Luego, Ticio y Sísifo de Tiziano. El gesto crispado resulta fascinante en ambos porque el gesto es dolor. No son telas completamente oscuras, su negrura proviene de las posiciones de los cuerpos junto a algunos sugestivos elementos secundarios: la enorme piedra que corona el cuello de Sísifo como si fuese su propia cabeza; y el oscuro pájaro, en Ticio, mezcla de buitre y cuervo. Justo entonces recuerdo las palabras de Freud en su escrito sobre Leonardo; allí señala que en los jeroglíficos egipcios la figura del buitre representaba la madre.
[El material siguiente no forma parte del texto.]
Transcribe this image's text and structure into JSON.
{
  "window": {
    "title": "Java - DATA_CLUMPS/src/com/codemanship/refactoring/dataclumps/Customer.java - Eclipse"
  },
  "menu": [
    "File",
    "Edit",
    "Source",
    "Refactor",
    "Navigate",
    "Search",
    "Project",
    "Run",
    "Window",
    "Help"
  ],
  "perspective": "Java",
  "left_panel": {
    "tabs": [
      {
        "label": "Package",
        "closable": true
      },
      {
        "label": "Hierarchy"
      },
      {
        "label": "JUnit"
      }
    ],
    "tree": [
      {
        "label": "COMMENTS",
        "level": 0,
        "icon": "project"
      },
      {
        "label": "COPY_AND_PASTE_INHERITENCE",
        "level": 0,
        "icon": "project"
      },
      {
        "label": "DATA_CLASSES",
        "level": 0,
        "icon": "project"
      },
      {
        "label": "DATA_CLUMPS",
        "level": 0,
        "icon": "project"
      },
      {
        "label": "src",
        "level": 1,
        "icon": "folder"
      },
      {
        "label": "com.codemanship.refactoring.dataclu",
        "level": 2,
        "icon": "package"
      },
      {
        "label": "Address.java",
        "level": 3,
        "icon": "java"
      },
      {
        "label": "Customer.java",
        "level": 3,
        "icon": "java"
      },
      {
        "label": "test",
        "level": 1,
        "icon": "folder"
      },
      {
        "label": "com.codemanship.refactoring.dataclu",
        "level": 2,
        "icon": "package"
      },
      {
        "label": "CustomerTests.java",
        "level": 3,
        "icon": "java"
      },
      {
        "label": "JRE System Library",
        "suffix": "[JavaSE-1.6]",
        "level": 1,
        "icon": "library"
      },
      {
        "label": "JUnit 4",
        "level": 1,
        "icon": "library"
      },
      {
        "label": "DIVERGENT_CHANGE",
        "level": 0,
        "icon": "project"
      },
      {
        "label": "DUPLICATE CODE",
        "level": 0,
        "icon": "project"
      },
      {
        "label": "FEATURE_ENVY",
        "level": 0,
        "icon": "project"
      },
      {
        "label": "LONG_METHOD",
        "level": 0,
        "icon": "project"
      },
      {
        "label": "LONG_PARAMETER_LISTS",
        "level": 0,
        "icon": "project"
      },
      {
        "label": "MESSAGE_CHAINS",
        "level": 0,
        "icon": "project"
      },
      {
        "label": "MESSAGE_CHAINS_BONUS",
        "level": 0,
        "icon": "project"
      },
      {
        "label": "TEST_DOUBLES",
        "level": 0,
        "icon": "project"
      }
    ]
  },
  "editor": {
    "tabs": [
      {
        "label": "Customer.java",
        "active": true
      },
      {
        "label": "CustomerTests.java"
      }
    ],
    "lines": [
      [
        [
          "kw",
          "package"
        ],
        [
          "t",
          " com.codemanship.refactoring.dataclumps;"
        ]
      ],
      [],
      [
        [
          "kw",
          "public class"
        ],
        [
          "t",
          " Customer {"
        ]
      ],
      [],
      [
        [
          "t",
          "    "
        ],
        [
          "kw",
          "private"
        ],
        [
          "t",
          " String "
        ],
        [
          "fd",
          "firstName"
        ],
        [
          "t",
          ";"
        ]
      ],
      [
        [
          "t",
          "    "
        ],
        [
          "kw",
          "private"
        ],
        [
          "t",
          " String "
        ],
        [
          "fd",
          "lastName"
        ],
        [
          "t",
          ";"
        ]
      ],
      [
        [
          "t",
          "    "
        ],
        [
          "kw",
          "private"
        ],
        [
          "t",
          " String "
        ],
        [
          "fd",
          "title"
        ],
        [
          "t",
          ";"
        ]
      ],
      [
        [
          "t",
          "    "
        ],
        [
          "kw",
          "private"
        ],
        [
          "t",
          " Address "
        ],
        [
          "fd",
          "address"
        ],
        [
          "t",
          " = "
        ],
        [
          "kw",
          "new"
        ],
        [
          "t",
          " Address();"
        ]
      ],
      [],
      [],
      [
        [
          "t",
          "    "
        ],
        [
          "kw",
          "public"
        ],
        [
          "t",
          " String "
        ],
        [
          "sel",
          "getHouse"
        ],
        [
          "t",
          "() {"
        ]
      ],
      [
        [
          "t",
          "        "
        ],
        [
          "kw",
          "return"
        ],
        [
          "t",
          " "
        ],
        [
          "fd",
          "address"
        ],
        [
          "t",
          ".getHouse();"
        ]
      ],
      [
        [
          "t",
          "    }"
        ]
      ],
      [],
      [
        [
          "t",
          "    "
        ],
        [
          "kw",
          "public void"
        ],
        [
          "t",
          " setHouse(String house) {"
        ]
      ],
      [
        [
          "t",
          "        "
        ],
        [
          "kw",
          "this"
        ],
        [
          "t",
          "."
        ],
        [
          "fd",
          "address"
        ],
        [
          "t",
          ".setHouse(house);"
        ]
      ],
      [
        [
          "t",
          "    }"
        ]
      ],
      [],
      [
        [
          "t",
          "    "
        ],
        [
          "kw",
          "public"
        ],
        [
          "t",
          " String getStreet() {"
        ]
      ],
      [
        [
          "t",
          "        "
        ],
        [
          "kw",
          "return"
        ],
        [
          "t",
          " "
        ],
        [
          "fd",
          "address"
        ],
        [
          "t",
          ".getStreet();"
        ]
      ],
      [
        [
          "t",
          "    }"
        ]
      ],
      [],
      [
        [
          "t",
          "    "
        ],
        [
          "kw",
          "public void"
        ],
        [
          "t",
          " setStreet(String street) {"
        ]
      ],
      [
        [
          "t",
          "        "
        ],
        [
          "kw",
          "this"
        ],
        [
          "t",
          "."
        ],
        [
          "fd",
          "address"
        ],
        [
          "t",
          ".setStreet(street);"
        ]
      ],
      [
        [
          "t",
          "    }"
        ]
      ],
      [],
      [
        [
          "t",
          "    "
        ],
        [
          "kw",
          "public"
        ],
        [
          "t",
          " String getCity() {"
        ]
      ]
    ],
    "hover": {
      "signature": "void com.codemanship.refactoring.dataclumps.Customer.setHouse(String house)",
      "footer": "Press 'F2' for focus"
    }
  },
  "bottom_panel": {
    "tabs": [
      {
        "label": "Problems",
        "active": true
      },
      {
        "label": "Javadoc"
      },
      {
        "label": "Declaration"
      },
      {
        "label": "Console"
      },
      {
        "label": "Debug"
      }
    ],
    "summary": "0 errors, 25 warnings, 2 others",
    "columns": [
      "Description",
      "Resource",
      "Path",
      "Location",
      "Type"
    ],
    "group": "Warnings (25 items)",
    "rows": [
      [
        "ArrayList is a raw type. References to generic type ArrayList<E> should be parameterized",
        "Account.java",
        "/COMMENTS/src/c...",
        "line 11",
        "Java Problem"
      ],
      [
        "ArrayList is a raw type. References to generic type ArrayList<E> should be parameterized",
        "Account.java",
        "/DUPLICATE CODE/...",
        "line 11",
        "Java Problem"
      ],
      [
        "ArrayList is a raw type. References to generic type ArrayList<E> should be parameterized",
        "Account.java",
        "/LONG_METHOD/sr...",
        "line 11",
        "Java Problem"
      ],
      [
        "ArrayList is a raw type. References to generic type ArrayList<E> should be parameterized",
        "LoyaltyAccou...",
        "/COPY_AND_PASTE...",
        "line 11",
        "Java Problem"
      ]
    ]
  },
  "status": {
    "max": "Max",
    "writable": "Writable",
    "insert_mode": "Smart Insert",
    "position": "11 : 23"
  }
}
El ave picotea recurrentemente la herida abierta a la altura del hígado de Ticio, tratando de ensanchar el rosado orificio sangrante e introducir la cabeza y el cuello por él. La imagen, de fuerte connotación sexual, me recuerda los malogrados versos de aquel pervertido modernista irlandés: «Untan los cisnes cuellos bajo el ano». Mientras la observo, a veces me giró levemente para controlar a la siniestra figura del fondo. Permanece inmóvil ante su lienzo en blanco. No quiero que se marche, quiero saber qué hace y quién es. Pero todavía no es el momento. Prefiero fingir más adelante un encuentro casual, un accidente. Y al pensar en ello advierto que su visión ya condiciona de algún modo mi marcha. Si me retraso demasiado, lo perderé. Esta sensación se hace cada vez más intensa y consigue que no pueda concentrarme ante los tizianos. «No estará. ¡No estará, Francis, no estará!», me digo. Pero tengo la certidumbre de que, si avanzo ahora directamente hacia el fondo de la galería, me rehuirá. Por otra parte, soy consciente de que a nadie le gusta ser vigilado cuando trabaja. ¿Qué hacer? «Tranquilízate, Francis, por favor, me repito». Lo intento y respiro más despacio, profundamente, como en los ataques de asma de mi infancia al visitar las caballerizas. Saco mi pañuelo blanco del bolsillo y me seco el sudor de la frente y el cuello. Poco a poco recobró la calma. Después, lo guardo.
Me sorprende encontrar a continuación los trabajos de Cimabue, Grünewald, Daumier y El Bosco. No logro identificar los dos primeros, aunque reconozco a sus autores por su estilo inconfundible. Don Quijote y Sancho de Daumier y La adoración de los magos de el Bosco me hacen pensar en El Prado, pero resulta imposible… solo el tríptico del Bosco se halla en el museo. Me acuerdo de él porque cuando lo vi por primera vez hace años se encontraba plegado y le dije a Peter: «No me extraña… El Bosco siempre me ha parecido un pintor tan mediocre…». Ahora siento que estoy en El Prado, tengo la sensación de El Prado, la misma que he experimentado a lo largo de mi vida cada vez que regresaba a Madrid. No debería estar aquí, lo sé. Pero por algún extraño motivo lo estoy. Bueno, qué importa, ese será mi secreto. Pero, ¿y si el hombre de negro ya lo sabe? En ese momento, el nerviosismo reaparece con intensidad. Antes deseaba que no se marchase y temía perderlo, ahora deseo que el hombre del corredor desaparezca y no me delate. A mi inquietud se añade una progresiva sensación de culpa. Estoy malgastando todo este bonito tiempo con estupideces y conjeturas inútiles. «¿Que te ocurre, Francis? ¡Aprovecha el tiempo, maldita sea!». Y enseguida advierto que he llegado hasta la mitad de la galería pensando en idioteces. Miro hacia arriba y corroboro la existencia de la bóveda que supuse al principio. Debajo, a izquierda y derecha, dos accesos tapiados. «No pierdas más el tiempo, Francis, o se marchará», me digo, pero trazó una diagonal en dirección a la segunda hilera de cuadros, la de la pared izquierda, junto a la altura desde la que inicie la visita.